TAPAKTUAN | MA — Bupati Aceh Selatan H. Mirwan MS, mengimbau warga agar tidak tergiur dan tidak terjebak meminjam uang kepada rentenir.
Karena, meminjam uang kepada “lembaga” yang sering disebut sebagai lintah darat atau tengkulak itu akan merugikan masyarakat.
Tengkulak itu, melakukan penawaran uang dengan berbagai modus antara dengan menjadikan sebagai bank keliling. Dan, bahkan sering menyamar dengan berbagai nama lainnya di masyarakat.
Praktik rentenir bertentangan dengan nilai-nilai sosial, merugikan ekonomi rakyat, dan paling ditentang dalam syariat Islam.
“Mari sama-sama kita jauhi aksi rentenir karena ini termasuk perbuatan yang sangat ditentang agama. Islam telah memberi peringatan keras terhadap praktek riba,” kata Bupati Aceh Selatan, H. Mirwan MS, Sabtu, (2//8/2025).

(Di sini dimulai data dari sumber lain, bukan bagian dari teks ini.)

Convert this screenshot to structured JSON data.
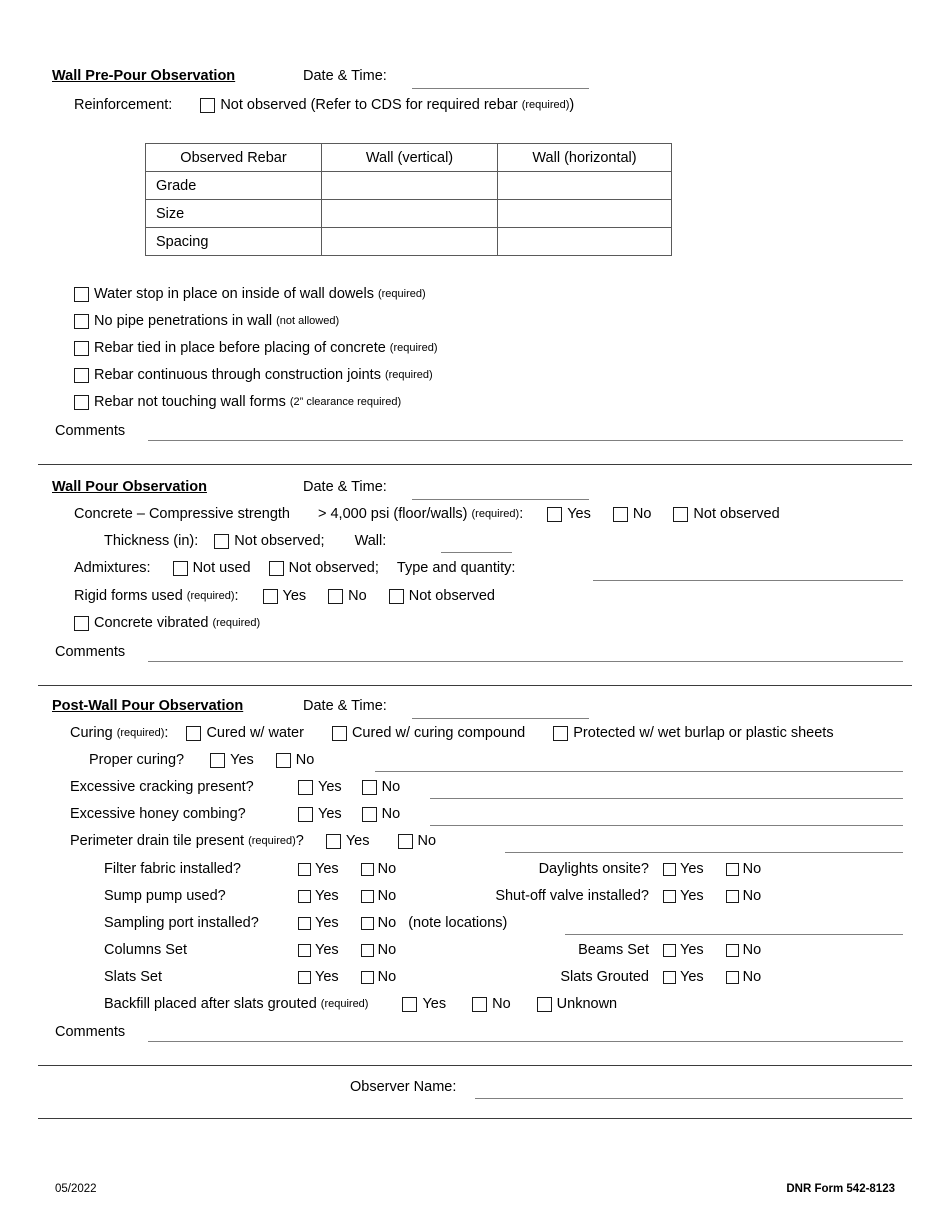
{
  "form": {
    "footer_date": "05/2022",
    "footer_form_no": "DNR Form 542-8123",
    "labels": {
      "date_time": "Date & Time:",
      "comments": "Comments",
      "observer_name": "Observer Name:",
      "yes": "Yes",
      "no": "No",
      "not_observed": "Not observed",
      "unknown": "Unknown",
      "required": "(required)",
      "not_allowed": "(not allowed)"
    }
  },
  "section_prepour": {
    "heading": "Wall Pre-Pour Observation",
    "reinforcement_label": "Reinforcement:",
    "reinforcement_option": "Not observed (Refer to CDS for required rebar",
    "reinforcement_option_note": "(required)",
    "reinforcement_option_tail": ")",
    "table": {
      "headers": [
        "Observed Rebar",
        "Wall (vertical)",
        "Wall (horizontal)"
      ],
      "rows": [
        {
          "label": "Grade",
          "vertical": "",
          "horizontal": ""
        },
        {
          "label": "Size",
          "vertical": "",
          "horizontal": ""
        },
        {
          "label": "Spacing",
          "vertical": "",
          "horizontal": ""
        }
      ]
    },
    "checklist": [
      {
        "text": "Water stop in place on inside of wall dowels",
        "note": "(required)"
      },
      {
        "text": "No pipe penetrations in wall",
        "note": "(not allowed)"
      },
      {
        "text": "Rebar tied in place before placing of concrete",
        "note": "(required)"
      },
      {
        "text": "Rebar continuous through construction joints",
        "note": "(required)"
      },
      {
        "text": "Rebar not touching wall forms",
        "note": "(2” clearance required)"
      }
    ],
    "comments_label": "Comments",
    "comments_value": ""
  },
  "section_pour": {
    "heading": "Wall Pour Observation",
    "concrete_label": "Concrete – Compressive strength",
    "concrete_spec": "> 4,000 psi (floor/walls)",
    "concrete_spec_note": "(required)",
    "concrete_spec_colon": ":",
    "concrete_options": [
      "Yes",
      "No",
      "Not observed"
    ],
    "thickness_label": "Thickness (in):",
    "thickness_not_observed": "Not observed;",
    "thickness_wall_label": "Wall:",
    "thickness_wall_value": "",
    "admixtures_label": "Admixtures:",
    "admixtures_not_used": "Not used",
    "admixtures_not_observed": "Not observed;",
    "admixtures_type_label": "Type and quantity:",
    "admixtures_type_value": "",
    "rigid_forms_label": "Rigid forms used",
    "rigid_forms_note": "(required)",
    "rigid_forms_colon": ":",
    "rigid_forms_options": [
      "Yes",
      "No",
      "Not observed"
    ],
    "vibrated_label": "Concrete vibrated",
    "vibrated_note": "(required)",
    "comments_label": "Comments",
    "comments_value": ""
  },
  "section_postpour": {
    "heading": "Post-Wall Pour Observation",
    "curing_label": "Curing",
    "curing_note": "(required)",
    "curing_colon": ":",
    "curing_options": [
      "Cured w/ water",
      "Cured w/ curing compound",
      "Protected w/ wet burlap or plastic sheets"
    ],
    "proper_curing_label": "Proper curing?",
    "proper_curing_value": "",
    "rows": [
      {
        "label": "Excessive cracking present?",
        "note": "",
        "value": ""
      },
      {
        "label": "Excessive honey combing?",
        "note": "",
        "value": ""
      }
    ],
    "drain_tile_label": "Perimeter drain tile present",
    "drain_tile_note": "(required)",
    "drain_tile_tail": "?",
    "drain_tile_value": "",
    "sub_rows": [
      {
        "left_label": "Filter fabric installed?",
        "right_label": "Daylights onsite?"
      },
      {
        "left_label": "Sump pump used?",
        "right_label": "Shut-off valve installed?"
      },
      {
        "left_label": "Columns Set",
        "right_label": "Beams Set"
      },
      {
        "left_label": "Slats Set",
        "right_label": "Slats Grouted"
      }
    ],
    "sampling_port_label": "Sampling port installed?",
    "sampling_port_note": "(note locations)",
    "sampling_port_value": "",
    "backfill_label": "Backfill placed after slats grouted",
    "backfill_note": "(required)",
    "backfill_options": [
      "Yes",
      "No",
      "Unknown"
    ],
    "comments_label": "Comments",
    "comments_value": ""
  }
}
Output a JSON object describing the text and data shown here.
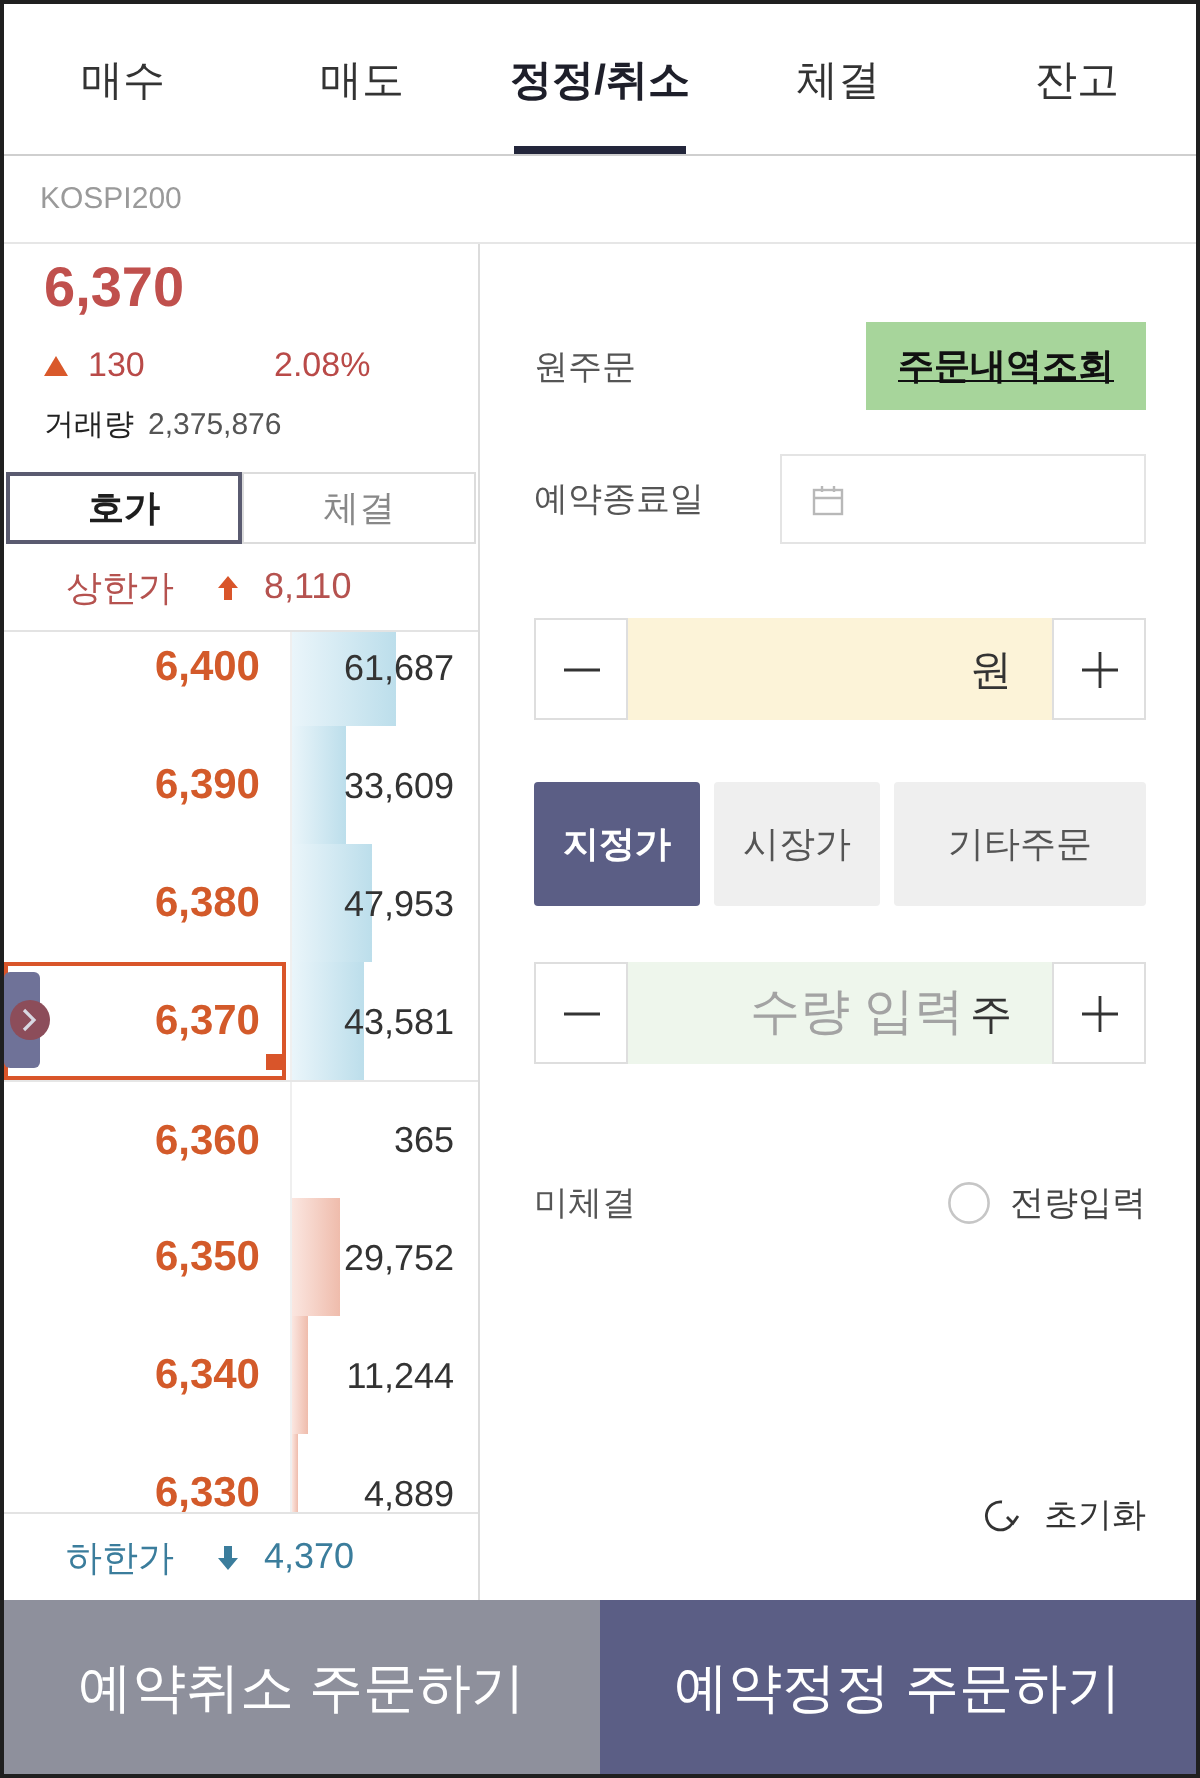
{
  "tabs": [
    {
      "label": "매수",
      "selected": false
    },
    {
      "label": "매도",
      "selected": false
    },
    {
      "label": "정정/취소",
      "selected": true
    },
    {
      "label": "체결",
      "selected": false
    },
    {
      "label": "잔고",
      "selected": false
    }
  ],
  "instrument": {
    "name": "KOSPI200"
  },
  "quote": {
    "price": "6,370",
    "change": "130",
    "change_rate": "2.08%",
    "volume_label": "거래량",
    "volume": "2,375,876"
  },
  "book_tabs": [
    {
      "label": "호가",
      "selected": true
    },
    {
      "label": "체결",
      "selected": false
    }
  ],
  "upper_limit": {
    "label": "상한가",
    "price": "8,110"
  },
  "order_book": [
    {
      "kind": "ask",
      "price": "6,400",
      "quantity": "61,687",
      "level": 0.56,
      "selected": false
    },
    {
      "kind": "ask",
      "price": "6,390",
      "quantity": "33,609",
      "level": 0.29,
      "selected": false
    },
    {
      "kind": "ask",
      "price": "6,380",
      "quantity": "47,953",
      "level": 0.43,
      "selected": false
    },
    {
      "kind": "ask",
      "price": "6,370",
      "quantity": "43,581",
      "level": 0.39,
      "selected": true
    },
    {
      "kind": "bid",
      "price": "6,360",
      "quantity": "365",
      "selected": false
    },
    {
      "kind": "bid",
      "price": "6,350",
      "quantity": "29,752",
      "level": 0.26,
      "selected": false
    },
    {
      "kind": "bid",
      "price": "6,340",
      "quantity": "11,244",
      "level": 0.09,
      "selected": false
    },
    {
      "kind": "bid",
      "price": "6,330",
      "quantity": "4,889",
      "level": 0.03,
      "selected": false
    }
  ],
  "lower_limit": {
    "label": "하한가",
    "price": "4,370"
  },
  "order_form": {
    "original_order": {
      "label": "원주문",
      "button": "주문내역조회"
    },
    "end_date": {
      "label": "예약종료일"
    },
    "price": {
      "unit": "원"
    },
    "order_types": [
      {
        "label": "지정가",
        "selected": true
      },
      {
        "label": "시장가",
        "selected": false
      },
      {
        "label": "기타주문",
        "selected": false
      }
    ],
    "quantity": {
      "placeholder": "수량 입력",
      "unit": "주"
    },
    "unfilled": {
      "label": "미체결",
      "option": "전량입력",
      "checked": false
    },
    "reset": "초기화"
  },
  "actions": [
    {
      "label": "예약취소 주문하기",
      "kind": "secondary"
    },
    {
      "label": "예약정정 주문하기",
      "kind": "primary"
    }
  ]
}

Menurutnya, rentenir kerap menyasar masyarakat miskin dan berpenghasilan rendah. Mereka datang seolah menjadi ‘penolong’ namun justru menjerumuskan dalam jeratan bunga atau riba yang mencekik.
“Mereka itu berpura-pura baik. Memberikan pinjaman kecil tanpa jaminan, tapi di balik itu, ada niat mencari untung besar dari penderitaan orang lain. Itulah sebabnya disebut lintah darat karena mengisap darah orang miskin untuk memperkaya diri,” katanya.